Saudi Arabia’s Brotherhood ban could send shockwaves worldwide
By joining Egypt in designating the group as a terrorist organization, the kingdom may be able to persuade Western governments to blacklist the group
Saudi Arabia’s surprise announcement on Friday to declare the Muslim Brotherhood as a terrorist organization is an attempt to strike the group at their weakest moment - and an attempt to kick start worldwide condemnation towards the group, an analyst said.
The kingdom’s blacklisting of the group comes soon after the kingdom - along with Bahrain and the UAE - withdrew their ambassadors from Qatar, a known backer of former Egyptian President Mohammad Mursi’s Brotherhood-led government.
The ban is an attempt to strike the group at their weakest moment, according to Abdulkhaleq Abdulla, a professor of political science at UAE University.
Losing it all
“They [the Muslim Brotherhood] have lost so much as a result of the crackdown in Egypt and the dismantling of their leadership, so I think the time is probably right [to ban them],” said Abdulla.
By joining Egypt in designating the group as a terrorist organization, the kingdom may be able to persuade Western governments to blacklist the group – further weakening its power, the analyst said.
“Probably if you have the UAE joining in, and others, probably this will send a message to west, to London and Washington, this is probably going to be a masterstroke from the Saudis,” he told Al Arabiya.
No more sympathy
The sudden ban has triggered some Muslim preachers - commonly believed to be supporters of the now-banned group - to remove any indications of Brotherhood sympathies.
Mohamad al-Arefe, a Muslim preacher and a professor at the King Saud University in Saudi Arabia, has allegedly changed his display picture on Twitter that originally contained the ‘Rabaa hand’ logo, which depicts a four-fingered gesture - now banned in Egypt - raised by supporters of ousted President Mohammad Mursi.
Users of Twitter criticized Arefe, who has more than 8 million followers on Twitter, for changing his picture.
Salman al-Odah, a Muslim preacher, writer, and a host of several religious TV programs, has also changed his Twitter profile image to one that does not include the Rabaa sign.
Since the tensions between the Gulf states began, it has been noted that the tweets done by some of these preachers became less explicitly supportive of the Brotherhood in Egypt or others parts in the region.
Arefe then said on Twitter: “Dear Twitter users… Whoever believes in Allah and the Last Day, let him say good or remain silent,” indirectly avoiding comment on kingdom’s recent move to ban the Brotherhood.
Fahd al-Khireeji, a professor of Political Media, told Al Arabiya News everyone should abide by the Kingdom’s new decision.

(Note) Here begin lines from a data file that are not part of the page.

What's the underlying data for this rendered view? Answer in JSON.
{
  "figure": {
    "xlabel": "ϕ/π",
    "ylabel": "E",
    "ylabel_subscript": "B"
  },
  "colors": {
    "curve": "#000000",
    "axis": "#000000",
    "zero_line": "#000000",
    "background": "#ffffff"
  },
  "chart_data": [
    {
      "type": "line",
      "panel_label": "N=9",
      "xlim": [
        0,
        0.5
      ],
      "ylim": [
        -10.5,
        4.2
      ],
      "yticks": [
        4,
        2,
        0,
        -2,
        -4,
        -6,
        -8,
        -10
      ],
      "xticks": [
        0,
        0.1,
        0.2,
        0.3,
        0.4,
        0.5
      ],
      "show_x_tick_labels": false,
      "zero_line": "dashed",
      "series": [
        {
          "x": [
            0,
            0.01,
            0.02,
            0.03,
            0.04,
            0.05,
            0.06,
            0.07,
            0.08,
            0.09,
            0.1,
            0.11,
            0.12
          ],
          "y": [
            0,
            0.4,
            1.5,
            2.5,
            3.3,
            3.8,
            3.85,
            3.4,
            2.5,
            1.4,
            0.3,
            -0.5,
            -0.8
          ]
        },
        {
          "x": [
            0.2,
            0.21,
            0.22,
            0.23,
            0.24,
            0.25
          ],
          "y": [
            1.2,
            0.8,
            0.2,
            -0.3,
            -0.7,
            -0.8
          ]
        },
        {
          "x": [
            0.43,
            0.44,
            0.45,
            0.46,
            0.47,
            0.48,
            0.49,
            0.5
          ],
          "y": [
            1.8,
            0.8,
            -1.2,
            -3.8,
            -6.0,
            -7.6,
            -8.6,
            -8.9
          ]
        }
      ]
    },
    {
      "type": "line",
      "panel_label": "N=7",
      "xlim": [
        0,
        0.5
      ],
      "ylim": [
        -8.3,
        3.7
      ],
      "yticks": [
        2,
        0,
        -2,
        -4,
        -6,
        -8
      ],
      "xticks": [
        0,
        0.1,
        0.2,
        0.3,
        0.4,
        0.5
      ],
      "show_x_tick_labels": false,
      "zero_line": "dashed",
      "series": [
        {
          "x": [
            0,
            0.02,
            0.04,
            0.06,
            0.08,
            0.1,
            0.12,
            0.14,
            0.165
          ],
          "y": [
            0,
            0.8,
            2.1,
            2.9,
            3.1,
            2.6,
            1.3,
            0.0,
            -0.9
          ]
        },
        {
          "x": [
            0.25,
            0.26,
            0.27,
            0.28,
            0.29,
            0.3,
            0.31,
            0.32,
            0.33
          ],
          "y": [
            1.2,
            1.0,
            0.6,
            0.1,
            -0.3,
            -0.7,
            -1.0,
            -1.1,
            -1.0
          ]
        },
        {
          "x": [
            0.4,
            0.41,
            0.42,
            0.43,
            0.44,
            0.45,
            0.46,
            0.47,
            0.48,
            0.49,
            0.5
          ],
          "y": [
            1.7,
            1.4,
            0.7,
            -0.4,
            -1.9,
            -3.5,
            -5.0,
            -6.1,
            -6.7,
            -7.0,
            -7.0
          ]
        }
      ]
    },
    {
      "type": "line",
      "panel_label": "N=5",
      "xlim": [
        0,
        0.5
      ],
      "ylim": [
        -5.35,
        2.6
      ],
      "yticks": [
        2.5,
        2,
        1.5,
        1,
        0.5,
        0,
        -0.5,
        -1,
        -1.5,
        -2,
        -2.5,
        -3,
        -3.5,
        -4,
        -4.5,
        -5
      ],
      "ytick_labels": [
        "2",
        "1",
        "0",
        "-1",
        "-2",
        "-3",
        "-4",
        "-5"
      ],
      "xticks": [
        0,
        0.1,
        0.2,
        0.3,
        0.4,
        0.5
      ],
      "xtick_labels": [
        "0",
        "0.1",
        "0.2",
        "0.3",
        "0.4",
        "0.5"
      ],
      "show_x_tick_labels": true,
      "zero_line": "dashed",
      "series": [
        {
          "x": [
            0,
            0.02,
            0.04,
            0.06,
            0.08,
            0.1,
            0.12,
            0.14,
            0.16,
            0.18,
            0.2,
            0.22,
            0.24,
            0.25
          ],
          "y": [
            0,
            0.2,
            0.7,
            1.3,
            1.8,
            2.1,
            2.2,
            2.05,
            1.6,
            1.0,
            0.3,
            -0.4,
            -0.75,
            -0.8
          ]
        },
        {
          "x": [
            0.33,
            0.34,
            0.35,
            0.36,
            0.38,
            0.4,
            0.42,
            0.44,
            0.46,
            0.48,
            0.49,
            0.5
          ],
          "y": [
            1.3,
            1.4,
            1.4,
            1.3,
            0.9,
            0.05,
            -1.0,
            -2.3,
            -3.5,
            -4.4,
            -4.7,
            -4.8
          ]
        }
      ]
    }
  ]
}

“The issue is settled. They need to know that Saudi Arabia has made a decision and all they need to do is stand for the kingdom’s fight against terrorism.”
The swift change in the preachers’ accounts triggered social media users to comment on the subject.
“Al-Arefe removed the Rabaa logo..more are yet to come,” tweeted bin_alali_uae in Arabic.
“Salman al-Ouda had the Rabaa logo, as soon as the Brotherhood was labeled a terrorist organization, he removed it. Truly a brave man!” another Twitter user said.
“Don’t gloat over AlArefe for removing the Rabaa logo...who will raise the kids if he insists on putting the logo?” tweeted JasemMurad.
Wide support base
Wiping out the Muslim Brotherhood is a “huge challenge,” due to its penetration in many societal institutions, said Abdulla.
“They are all over the place, in civil organizations, media, as well as religious associations,” he said.
The Brotherhood’s power comes from their “mass base of support,” unlike militant groups such as the Islamic State of Iraq and the Levant (ISIS) and the al-Qaeda-linked al-Nusra Front, which were also banned in the same royal decree.
“The Muslim Brotherhood have managed to penetrate societies right and left, and their appeal to the masses is greater than al-Qaeda or al-Nusra or anybody else,” he said.